Como já mostrado pelo Jornal Metropole, em grupos da categoria, médicos de todo o país vêm recebendo uma série de cards e outros tipos de propaganda com frases como “Garantidamente anti-Lula”, “anti-PT”, “chapas de direita”, “Não deixaremos Lula e Padilha comandarem o CFM” e até “Luciano Hang apoia essas chapas”. A estratégia expõe a partidarização dentro do conselho, que já soma uma série de decisões vistas pela categoria como conservadoras, negacionistas e alinhadas ao bolsonarismo.
Agora, às vésperas da eleição, o CFM passou a restringir entrevistas de candidatos e permitiu a cassação de chapas que desrespeitem "símbolos nacionais" e a própria instituição.
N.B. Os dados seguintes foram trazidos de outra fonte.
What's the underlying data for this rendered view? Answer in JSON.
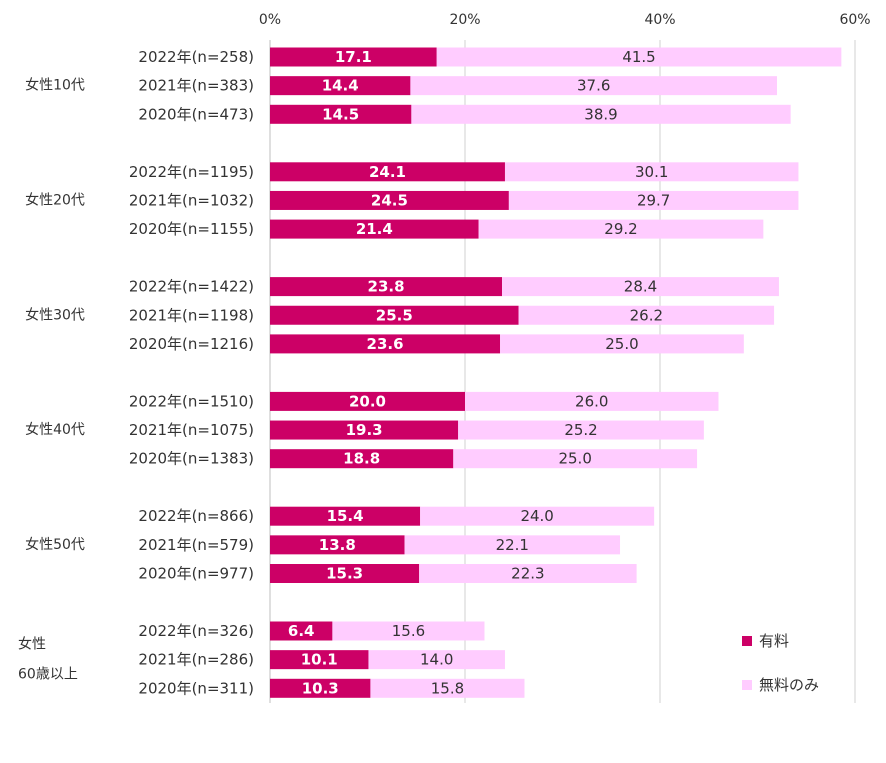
{
  "chart_data": {
    "type": "bar",
    "orientation": "horizontal",
    "stacked": true,
    "x_ticks": [
      "0%",
      "20%",
      "40%",
      "60%"
    ],
    "xlim": [
      0,
      60
    ],
    "grid": true,
    "legend_position": "bottom-right",
    "groups": [
      {
        "label": "女性10代",
        "categories": [
          "2022年(n=258)",
          "2021年(n=383)",
          "2020年(n=473)"
        ]
      },
      {
        "label": "女性20代",
        "categories": [
          "2022年(n=1195)",
          "2021年(n=1032)",
          "2020年(n=1155)"
        ]
      },
      {
        "label": "女性30代",
        "categories": [
          "2022年(n=1422)",
          "2021年(n=1198)",
          "2020年(n=1216)"
        ]
      },
      {
        "label": "女性40代",
        "categories": [
          "2022年(n=1510)",
          "2021年(n=1075)",
          "2020年(n=1383)"
        ]
      },
      {
        "label": "女性50代",
        "categories": [
          "2022年(n=866)",
          "2021年(n=579)",
          "2020年(n=977)"
        ]
      },
      {
        "label_lines": [
          "女性",
          "60歳以上"
        ],
        "categories": [
          "2022年(n=326)",
          "2021年(n=286)",
          "2020年(n=311)"
        ]
      }
    ],
    "series": [
      {
        "name": "有料",
        "color": "#cc0066",
        "label_color": "#ffffff",
        "values": [
          17.1,
          14.4,
          14.5,
          24.1,
          24.5,
          21.4,
          23.8,
          25.5,
          23.6,
          20.0,
          19.3,
          18.8,
          15.4,
          13.8,
          15.3,
          6.4,
          10.1,
          10.3
        ],
        "labels": [
          "17.1",
          "14.4",
          "14.5",
          "24.1",
          "24.5",
          "21.4",
          "23.8",
          "25.5",
          "23.6",
          "20.0",
          "19.3",
          "18.8",
          "15.4",
          "13.8",
          "15.3",
          "6.4",
          "10.1",
          "10.3"
        ]
      },
      {
        "name": "無料のみ",
        "color": "#ffccff",
        "label_color": "#333333",
        "values": [
          41.5,
          37.6,
          38.9,
          30.1,
          29.7,
          29.2,
          28.4,
          26.2,
          25.0,
          26.0,
          25.2,
          25.0,
          24.0,
          22.1,
          22.3,
          15.6,
          14.0,
          15.8
        ],
        "labels": [
          "41.5",
          "37.6",
          "38.9",
          "30.1",
          "29.7",
          "29.2",
          "28.4",
          "26.2",
          "25.0",
          "26.0",
          "25.2",
          "25.0",
          "24.0",
          "22.1",
          "22.3",
          "15.6",
          "14.0",
          "15.8"
        ]
      }
    ]
  },
  "colors": {
    "grid": "#d0d0d0",
    "text": "#333333"
  }
}
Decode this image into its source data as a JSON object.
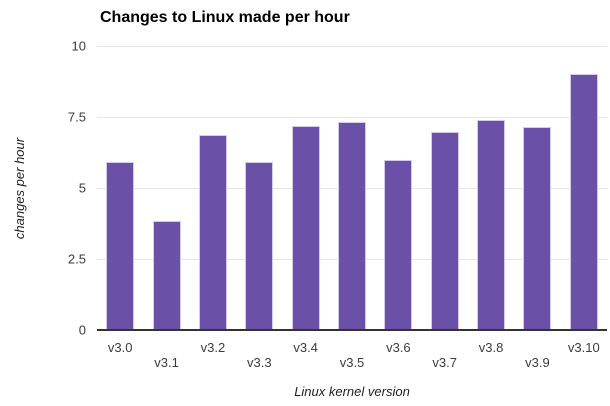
{
  "title": "Changes to Linux made per hour",
  "chart_data": {
    "type": "bar",
    "title": "Changes to Linux made per hour",
    "xlabel": "Linux kernel version",
    "ylabel": "changes per hour",
    "categories": [
      "v3.0",
      "v3.1",
      "v3.2",
      "v3.3",
      "v3.4",
      "v3.5",
      "v3.6",
      "v3.7",
      "v3.8",
      "v3.9",
      "v3.10"
    ],
    "values": [
      5.9,
      3.85,
      6.88,
      5.9,
      7.19,
      7.31,
      5.99,
      6.97,
      7.38,
      7.14,
      9.02
    ],
    "ylim": [
      0,
      10
    ],
    "yticks": [
      0,
      2.5,
      5,
      7.5,
      10
    ],
    "ytick_labels": [
      "0",
      "2.5",
      "5",
      "7.5",
      "10"
    ],
    "grid": true,
    "legend": "none",
    "x_labels_staggered": true
  },
  "colors": {
    "bar": "#6A51A7",
    "bar_edge": "#d4cbec",
    "grid": "#e6e6e6",
    "axisline": "#333333",
    "tick": "#3b3b3b",
    "axtitle": "#1f1f1f",
    "title": "#000000",
    "bg": "#ffffff"
  }
}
A Federação Nacional dos Jornalistas (Fenaj) chegou a criticar, em nota, o que chamou de "cerceamento da liberdade de expressão" de candidatos e apontou que não há como uma chapa de oposição fazer campanha sem fazer críticas ao CFM.
O cenário vem gerando contrariedade entre opositores da atual gestão, vista como alinhada ao campo político do ex-presidente Jair Bolsonaro (PL), cujos aliados vêm fazendo campanha para chapas da situação. A Federação Nacional dos Jornalistas (Fenaj) criticou, em nota, o "cerceamento da liberdade de expressão" de candidatos.
A votação vai eleger 54 novos conselheiros, sendo um titular e um suplente para cada estado. Parlamentares bolsonaristas estão mobilizados e atuando para conseguir eleger nomes seus para o conselho.